A new study suggests that GPT-4 can do more with faces in photos than many users may expect. Researchers found that the model could recognize faces, determine gender and estimate age with accuracy that rivals specialized facial recognition algorithms, despite not being explicitly trained for biometric tasks.
The finding matters because it brings two issues together: strong biometric performance and a safety system that researchers were able to work around with a simple prompt. The study does not argue that GPT-4 should replace dedicated recognition tools. In fact, the authors warn against relying on it alone, because it can produce descriptions that sound credible while still being wrong.
What the researchers tested
The study was conducted by researchers at the Norwegian University of Science and Technology and the Mizani and Idiap Research Institute. They examined GPT-4's biometric capabilities and compared its performance with specialized facial recognition algorithms, including MobileFaceNet.
The work focused on three practical tasks: recognizing faces, determining gender and estimating age in photos. These are not casual image descriptions. They are biometric tasks, because they involve identifying or inferring sensitive traits from a person's face.
The central point is that GPT-4 was not explicitly trained to perform these tasks. Even so, the model performed at a level that the researchers found comparable to systems built specifically for facial analysis.
Gender recognition and age estimation results
In gender recognition tests, GPT-4 reached 100% accuracy on a dataset of 5,400 balanced images. That result exceeded DeepFace, a model designed for the same task, which scored 99% accuracy.
The age estimation results were also notable, though not perfect. Using the UTKFace dataset, GPT-4 correctly identified the age range 74.25% of the time. The researchers observed that the model tended to give wider age ranges for people over 60 than for younger individuals.
These results show why the study is more than a technical curiosity.
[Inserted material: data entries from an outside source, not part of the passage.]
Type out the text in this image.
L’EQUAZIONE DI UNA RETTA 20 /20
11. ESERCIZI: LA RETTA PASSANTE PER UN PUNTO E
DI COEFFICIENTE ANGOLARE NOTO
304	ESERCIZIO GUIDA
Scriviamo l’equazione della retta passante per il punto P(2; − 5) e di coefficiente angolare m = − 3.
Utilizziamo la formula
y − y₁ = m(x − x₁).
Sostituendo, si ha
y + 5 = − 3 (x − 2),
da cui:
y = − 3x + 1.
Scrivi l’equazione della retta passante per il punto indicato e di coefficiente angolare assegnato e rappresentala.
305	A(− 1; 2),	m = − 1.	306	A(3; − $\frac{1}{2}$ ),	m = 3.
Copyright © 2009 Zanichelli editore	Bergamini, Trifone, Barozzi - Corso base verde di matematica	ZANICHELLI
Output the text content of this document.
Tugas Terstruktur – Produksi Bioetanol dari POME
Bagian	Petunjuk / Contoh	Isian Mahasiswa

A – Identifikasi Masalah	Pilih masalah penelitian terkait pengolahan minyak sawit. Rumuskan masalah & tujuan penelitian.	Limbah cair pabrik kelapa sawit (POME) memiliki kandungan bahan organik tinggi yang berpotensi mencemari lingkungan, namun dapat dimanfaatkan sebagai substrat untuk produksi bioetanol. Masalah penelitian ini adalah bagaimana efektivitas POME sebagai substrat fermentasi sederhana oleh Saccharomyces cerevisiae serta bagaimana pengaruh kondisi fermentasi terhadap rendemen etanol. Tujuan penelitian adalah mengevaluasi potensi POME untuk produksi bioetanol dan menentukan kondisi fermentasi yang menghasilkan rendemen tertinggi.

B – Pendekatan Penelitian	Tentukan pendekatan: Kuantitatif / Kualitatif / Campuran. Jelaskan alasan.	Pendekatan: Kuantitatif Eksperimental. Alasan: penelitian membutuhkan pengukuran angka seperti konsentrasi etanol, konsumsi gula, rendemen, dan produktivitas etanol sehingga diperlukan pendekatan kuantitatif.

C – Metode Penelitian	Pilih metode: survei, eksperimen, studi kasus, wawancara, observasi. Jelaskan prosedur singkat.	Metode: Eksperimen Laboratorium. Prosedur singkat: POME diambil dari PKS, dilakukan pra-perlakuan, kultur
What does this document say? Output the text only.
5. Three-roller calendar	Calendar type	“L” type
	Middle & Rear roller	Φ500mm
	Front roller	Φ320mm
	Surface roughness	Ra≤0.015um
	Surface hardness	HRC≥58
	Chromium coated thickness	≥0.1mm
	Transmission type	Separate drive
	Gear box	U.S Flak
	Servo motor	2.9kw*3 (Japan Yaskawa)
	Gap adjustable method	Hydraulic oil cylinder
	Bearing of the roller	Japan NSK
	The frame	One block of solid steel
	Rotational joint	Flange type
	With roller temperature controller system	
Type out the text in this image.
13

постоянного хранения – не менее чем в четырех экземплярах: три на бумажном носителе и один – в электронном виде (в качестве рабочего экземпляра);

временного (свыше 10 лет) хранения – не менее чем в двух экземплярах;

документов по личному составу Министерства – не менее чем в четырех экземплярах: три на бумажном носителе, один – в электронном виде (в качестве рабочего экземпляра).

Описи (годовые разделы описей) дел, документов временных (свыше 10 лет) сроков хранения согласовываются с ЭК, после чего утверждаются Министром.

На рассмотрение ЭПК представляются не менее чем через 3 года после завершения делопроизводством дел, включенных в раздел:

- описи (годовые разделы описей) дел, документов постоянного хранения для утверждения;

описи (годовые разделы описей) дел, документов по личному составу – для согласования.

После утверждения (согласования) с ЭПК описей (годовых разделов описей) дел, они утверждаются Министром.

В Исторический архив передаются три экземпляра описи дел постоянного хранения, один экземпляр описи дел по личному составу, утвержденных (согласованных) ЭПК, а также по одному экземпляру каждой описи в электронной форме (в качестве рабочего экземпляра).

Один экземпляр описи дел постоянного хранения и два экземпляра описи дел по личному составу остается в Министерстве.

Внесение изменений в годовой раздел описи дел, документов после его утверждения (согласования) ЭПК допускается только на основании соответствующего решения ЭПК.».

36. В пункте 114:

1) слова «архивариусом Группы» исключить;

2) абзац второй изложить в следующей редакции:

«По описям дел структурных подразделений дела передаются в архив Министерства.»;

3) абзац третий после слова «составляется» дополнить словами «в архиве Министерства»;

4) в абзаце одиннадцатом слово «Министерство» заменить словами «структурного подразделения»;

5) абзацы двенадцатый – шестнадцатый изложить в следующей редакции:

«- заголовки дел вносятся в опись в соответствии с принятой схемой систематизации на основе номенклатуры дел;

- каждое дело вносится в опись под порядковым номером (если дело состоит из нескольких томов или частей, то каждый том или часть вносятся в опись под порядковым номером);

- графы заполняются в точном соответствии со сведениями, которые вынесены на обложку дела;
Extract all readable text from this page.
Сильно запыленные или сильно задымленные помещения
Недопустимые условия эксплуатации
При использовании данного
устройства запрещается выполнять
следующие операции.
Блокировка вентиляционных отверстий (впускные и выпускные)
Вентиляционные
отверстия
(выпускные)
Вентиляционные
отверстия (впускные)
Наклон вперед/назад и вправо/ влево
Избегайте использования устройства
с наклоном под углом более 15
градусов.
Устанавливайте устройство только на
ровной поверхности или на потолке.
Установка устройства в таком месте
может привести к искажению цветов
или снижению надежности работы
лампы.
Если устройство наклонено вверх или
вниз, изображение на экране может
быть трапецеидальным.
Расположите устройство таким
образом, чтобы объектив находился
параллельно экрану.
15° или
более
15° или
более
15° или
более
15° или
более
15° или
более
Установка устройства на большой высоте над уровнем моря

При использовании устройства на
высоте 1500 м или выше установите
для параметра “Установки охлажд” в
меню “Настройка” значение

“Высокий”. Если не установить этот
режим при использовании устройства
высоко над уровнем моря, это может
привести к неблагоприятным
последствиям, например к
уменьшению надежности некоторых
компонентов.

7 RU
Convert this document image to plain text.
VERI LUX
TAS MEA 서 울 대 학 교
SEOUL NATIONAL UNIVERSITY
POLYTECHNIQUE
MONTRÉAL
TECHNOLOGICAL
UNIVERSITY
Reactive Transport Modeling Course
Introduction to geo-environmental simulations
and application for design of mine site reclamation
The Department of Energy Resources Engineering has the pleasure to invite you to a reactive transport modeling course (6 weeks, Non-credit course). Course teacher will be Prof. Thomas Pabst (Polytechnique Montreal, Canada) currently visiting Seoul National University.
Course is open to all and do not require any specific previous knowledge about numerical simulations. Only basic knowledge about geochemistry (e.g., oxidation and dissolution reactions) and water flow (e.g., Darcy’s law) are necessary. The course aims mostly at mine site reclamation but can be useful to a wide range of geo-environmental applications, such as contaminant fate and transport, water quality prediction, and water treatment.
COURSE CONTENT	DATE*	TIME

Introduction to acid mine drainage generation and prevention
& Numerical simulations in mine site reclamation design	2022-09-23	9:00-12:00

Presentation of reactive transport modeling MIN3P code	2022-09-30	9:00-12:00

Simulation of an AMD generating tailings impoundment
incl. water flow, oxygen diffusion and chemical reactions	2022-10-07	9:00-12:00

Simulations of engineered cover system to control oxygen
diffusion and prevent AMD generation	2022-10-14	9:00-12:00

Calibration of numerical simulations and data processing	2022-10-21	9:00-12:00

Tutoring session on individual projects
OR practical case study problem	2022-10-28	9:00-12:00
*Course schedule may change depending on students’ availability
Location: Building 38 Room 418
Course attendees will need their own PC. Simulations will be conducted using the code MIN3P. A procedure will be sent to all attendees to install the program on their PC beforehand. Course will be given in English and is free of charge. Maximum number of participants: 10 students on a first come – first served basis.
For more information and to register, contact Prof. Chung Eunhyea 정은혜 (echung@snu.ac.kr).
A general-purpose model that can perform biometric tasks well can create value in some settings, but it also raises questions about when such analysis should be allowed, how it should be controlled and what users should be told about its limits.
- Facial recognition: GPT-4 performed on par with specialized facial recognition algorithms such as MobileFaceNet.
- Gender recognition: GPT-4 achieved 100% accuracy on a dataset of 5,400 balanced images.
- Age estimation: GPT-4 correctly identified the age range 74.25% of the time using the UTKFace dataset.
The safety issue the study exposed
The researchers also reported a potential safety problem. GPT-4 has built-in safeguards against revealing sensitive biometric information, but the researchers found a way around them.
The workaround was simple: they claimed in the prompt that an image was AI-generated. With that framing, they were able to trick the system into analyzing real photos. According to the researchers, this shows the need for more safety research into large language models, especially when those models perform strongly on biometric tasks.
This is the most important distinction in the study. The fact that large language models can have biometric capabilities is not new. The source article notes that OpenAI has pointed this out before, and that in the OpenAI app Be My Eyes for the visually impaired, person recognition was disabled at an early stage.
What is new here is the combination of high accuracy and a bypass that did not require a complex method. If a model can be prompted into treating real photos as something else, safeguards may fail at exactly the point where sensitive analysis begins.
Why the findings should be read carefully
The study does not support treating GPT-4 as a flawless recognition system. The authors warn against relying solely on GPT-4 for recognition tasks because it can give convincing but incorrect descriptions.
That warning is important. A system can be highly accurate in a test and still fail in ways that matter. When the output concerns a person's face, gender or age, an incorrect answer is not just a technical error. It can affect how a person is interpreted or treated.
The research also reinforces a broader lesson about AI safety. Safeguards need to account not only for what a model can do, but also for how users may frame a request. If a prompt changes the model's behavior around sensitive biometric information, then the safety design must handle that route directly.
For developers, researchers and product teams, the message is straightforward: large language models can show unexpected strength outside their explicit training target. When that strength touches biometric information, accuracy alone is not enough. The system also needs reliable boundaries, clear limits and careful evaluation under realistic prompts.